Tarifs sur l’acier: des voix s’élèvent contre la fin de mesures de sauvegarde

Craignant du dumping, Ottawa avait décidé, en octobre dernier, d’imposer des mesures de sauvegarde.
Photo: Peter Power La Presse canadienne Craignant du dumping, Ottawa avait décidé, en octobre dernier, d’imposer des mesures de sauvegarde.

Des voix s’élèvent pour demander à Ottawa de mettre de côté un rapport fédéral indiquant que rien ne justifie l’imposition de tarifs douaniers de 25 % sur les importations de certains types d’acier.
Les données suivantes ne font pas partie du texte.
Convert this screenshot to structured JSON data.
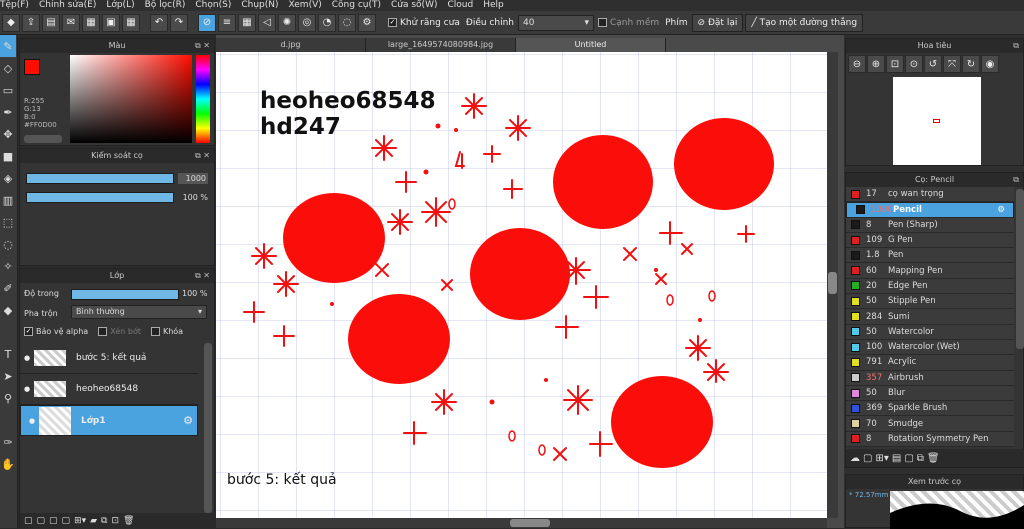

Alors que l’industrie sidérurgique canadienne est visée par des tarifs de 25 % aux États-Unis et que rien ne laisse présager un dénouement, des milliers d’emplois sont en jeu, estiment l’Association canadienne des producteurs d’acier (ACPA) et le Syndicat des Métallos. Le coordonnateur québécois du syndicat, Alain Croteau, est d’ailleurs dans la capitale fédérale cette semaine afin de sensibiliser l’entourage du ministre fédéral des Finances, Bill Morneau, aux répercussions du rapport. « Sans mesure de sauvegarde définitive, on va se faire inonder par les produits d’autres pays, qui, eux, protègent leurs marchés, a-t-il expliqué lundi. En plus, avec le tarif de 25 % aux États-Unis, on a de la difficulté à vendre de l’acier au sud de la frontière. »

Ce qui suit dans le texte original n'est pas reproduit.